3 yıl önce birleşik-kollektif bir sanat eylemi için ‘mutant sanat manifestosu’nu yayınlamıştık. Aynı sürecin sonucu olarak önce Sürrealist Eylem Türkiye doğdu ve 2009 da bir ortak duruş olarak Şebeke.

Şiirin kapalı kapılar, entel sofralar, masabaşı devrimlerinden ve her şeyden önce kağıt üstünden kurtulması, hayata dönmesi, sokağa inmesini savunduk. Bizim için yaratı eyleminin özü şiirdir ve kuramsal bir durum ötesinde aynı zamanda bizim dünyaya bakışımızla, her şeyimizle ilgilidir. Çünkü biz, şiirin hakimiyetinde, şiir gibi bir hayat için bu dünyayla/toplumla mücadele ediyoruz.

Şiir sadece kağıt üzerinde dizeler değildir, bir tuvalde, bir fotoğrafta ya da bir graffiti’deki şiiri görmek, açığa çıkarmak gereklidir. Bu açıdan Sürrealist Eylem’in sokağın sanat eylemine hayata döken Aktif Kollektif içinde olması şaşırtıcı değildir. Ya da Şebeke de 17 yaşındaki Wide ile Nurhak’ın yan yana basılması.
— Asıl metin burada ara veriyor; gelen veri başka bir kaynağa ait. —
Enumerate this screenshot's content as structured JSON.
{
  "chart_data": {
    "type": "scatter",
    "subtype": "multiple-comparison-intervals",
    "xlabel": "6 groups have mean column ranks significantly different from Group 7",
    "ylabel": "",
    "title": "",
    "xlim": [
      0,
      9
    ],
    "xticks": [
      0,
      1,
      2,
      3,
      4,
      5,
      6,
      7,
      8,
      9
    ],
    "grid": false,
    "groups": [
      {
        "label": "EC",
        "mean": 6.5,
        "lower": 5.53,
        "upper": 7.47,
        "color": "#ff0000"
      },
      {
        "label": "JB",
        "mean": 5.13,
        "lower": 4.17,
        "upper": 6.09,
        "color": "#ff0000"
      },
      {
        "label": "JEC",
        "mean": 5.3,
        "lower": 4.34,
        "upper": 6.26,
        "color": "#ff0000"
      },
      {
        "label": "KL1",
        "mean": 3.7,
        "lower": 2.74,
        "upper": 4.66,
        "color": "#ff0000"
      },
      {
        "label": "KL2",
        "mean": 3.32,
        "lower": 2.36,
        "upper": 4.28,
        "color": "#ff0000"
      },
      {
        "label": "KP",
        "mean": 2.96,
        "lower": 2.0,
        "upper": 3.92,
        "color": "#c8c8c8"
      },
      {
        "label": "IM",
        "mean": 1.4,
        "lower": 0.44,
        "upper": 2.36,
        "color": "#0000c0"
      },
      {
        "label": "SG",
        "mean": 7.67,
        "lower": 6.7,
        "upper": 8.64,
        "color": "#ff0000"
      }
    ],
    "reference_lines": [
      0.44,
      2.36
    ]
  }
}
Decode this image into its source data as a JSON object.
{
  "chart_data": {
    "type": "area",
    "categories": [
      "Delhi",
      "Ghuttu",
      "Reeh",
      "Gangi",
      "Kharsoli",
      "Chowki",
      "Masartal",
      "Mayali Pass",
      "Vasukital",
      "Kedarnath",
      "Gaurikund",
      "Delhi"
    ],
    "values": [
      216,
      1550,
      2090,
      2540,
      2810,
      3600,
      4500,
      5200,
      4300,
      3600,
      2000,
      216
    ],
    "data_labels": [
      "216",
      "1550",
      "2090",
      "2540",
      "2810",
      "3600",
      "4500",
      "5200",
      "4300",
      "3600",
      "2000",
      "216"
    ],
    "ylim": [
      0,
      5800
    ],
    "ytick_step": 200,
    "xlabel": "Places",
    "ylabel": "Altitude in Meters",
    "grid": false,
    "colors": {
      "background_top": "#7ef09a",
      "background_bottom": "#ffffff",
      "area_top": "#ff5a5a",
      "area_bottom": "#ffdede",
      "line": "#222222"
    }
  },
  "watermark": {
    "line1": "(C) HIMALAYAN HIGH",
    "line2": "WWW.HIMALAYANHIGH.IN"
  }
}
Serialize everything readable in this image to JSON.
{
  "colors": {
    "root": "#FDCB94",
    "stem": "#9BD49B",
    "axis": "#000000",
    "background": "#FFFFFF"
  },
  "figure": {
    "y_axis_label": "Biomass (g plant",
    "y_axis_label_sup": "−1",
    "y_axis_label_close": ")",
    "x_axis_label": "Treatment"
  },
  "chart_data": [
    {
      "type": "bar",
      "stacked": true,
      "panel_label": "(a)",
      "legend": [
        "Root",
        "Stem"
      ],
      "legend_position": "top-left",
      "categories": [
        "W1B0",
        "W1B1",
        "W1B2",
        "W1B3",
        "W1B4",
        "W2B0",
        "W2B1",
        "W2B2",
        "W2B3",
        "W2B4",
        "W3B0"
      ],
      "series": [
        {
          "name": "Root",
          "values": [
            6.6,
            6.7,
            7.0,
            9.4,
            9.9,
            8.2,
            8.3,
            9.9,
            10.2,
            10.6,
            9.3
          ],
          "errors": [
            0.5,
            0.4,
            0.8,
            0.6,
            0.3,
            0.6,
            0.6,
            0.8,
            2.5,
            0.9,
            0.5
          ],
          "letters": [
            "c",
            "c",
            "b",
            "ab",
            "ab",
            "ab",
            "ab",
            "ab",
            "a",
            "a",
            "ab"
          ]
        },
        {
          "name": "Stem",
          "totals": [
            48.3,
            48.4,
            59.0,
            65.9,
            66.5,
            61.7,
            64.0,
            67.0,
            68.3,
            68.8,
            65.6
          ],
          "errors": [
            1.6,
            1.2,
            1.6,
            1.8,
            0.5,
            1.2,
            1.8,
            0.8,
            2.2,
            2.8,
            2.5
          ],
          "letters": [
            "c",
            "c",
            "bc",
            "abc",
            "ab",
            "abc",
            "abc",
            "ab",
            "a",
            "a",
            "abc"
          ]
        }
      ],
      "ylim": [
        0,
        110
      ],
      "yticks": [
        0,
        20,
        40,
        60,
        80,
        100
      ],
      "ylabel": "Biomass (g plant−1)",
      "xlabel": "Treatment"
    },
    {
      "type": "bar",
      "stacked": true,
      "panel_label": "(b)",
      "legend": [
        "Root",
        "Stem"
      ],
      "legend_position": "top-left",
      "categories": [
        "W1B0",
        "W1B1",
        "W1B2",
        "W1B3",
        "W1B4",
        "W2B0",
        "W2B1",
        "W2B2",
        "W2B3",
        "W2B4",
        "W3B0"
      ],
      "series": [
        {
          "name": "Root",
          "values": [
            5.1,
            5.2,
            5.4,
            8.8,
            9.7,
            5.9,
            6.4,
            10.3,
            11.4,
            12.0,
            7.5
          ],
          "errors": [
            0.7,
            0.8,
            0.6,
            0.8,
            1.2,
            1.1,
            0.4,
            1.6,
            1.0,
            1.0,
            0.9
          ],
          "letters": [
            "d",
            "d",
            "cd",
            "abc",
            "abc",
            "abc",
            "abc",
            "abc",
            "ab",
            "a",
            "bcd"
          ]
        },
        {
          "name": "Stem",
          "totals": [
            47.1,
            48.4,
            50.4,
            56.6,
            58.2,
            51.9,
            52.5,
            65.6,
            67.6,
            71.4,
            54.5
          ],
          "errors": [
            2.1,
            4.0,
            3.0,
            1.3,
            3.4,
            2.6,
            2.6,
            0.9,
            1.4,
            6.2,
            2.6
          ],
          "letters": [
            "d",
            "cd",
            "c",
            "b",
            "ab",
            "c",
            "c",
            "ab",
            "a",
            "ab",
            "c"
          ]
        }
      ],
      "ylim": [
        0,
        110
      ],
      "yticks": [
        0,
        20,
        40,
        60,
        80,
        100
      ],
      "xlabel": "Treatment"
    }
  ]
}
Erekte Şiir Hareketi, şiirin sokak ile dansında ileri bir karakol olma uğraşıdır. Şiir şişeler içinde şehrin sokaklarında seyre çıkmış, markör ya da sprey boya ile direkt duvara yazılmış, sticker ve afişlerde kolajla-action paint ile birleşmiş, şiir somutlaşmıştır.

Bu çabalara verilmiş ciddi bir teorik destekte Şenol Erdoğan’ın manifestosal makalesi ‘yeni şehir, yeni sanat ve şiir’dir(bkz: Underground Poetix 4). Bu metin sokağın sanatı ile yeni şiirin bir ve aynı şey olduğunun altını kalınca çizen ve meselenin teorik yapısını boşluk bırakmadan dolduran bir muhtevadadır.

Yükselen Dalga Yükseliyor

Harlem takımı ya da Dinar Bandosu, üşenmeyelim sayalım;

İzmir de yeni şiirin 3 kare ası: Amokachi ilerde hep yalnızdı, Maocu sex ve hayrat başında bir pesimist ile Aras keser; yeni şiirin dil sihirbazı, imge çapkını… Gelenek ile bağı olan ama yeni şiiri üreten yaratıcı bir şair olarak Onur Akyıl; basmane enternasyonel, saray sineması ve bir poker masasında alınan karar ile… Naif duyarlılığı, keskin zekası ve güçlü imgesi ile Zozan Gemilerördü. Sonuna dek liberter ve erosun diliyle.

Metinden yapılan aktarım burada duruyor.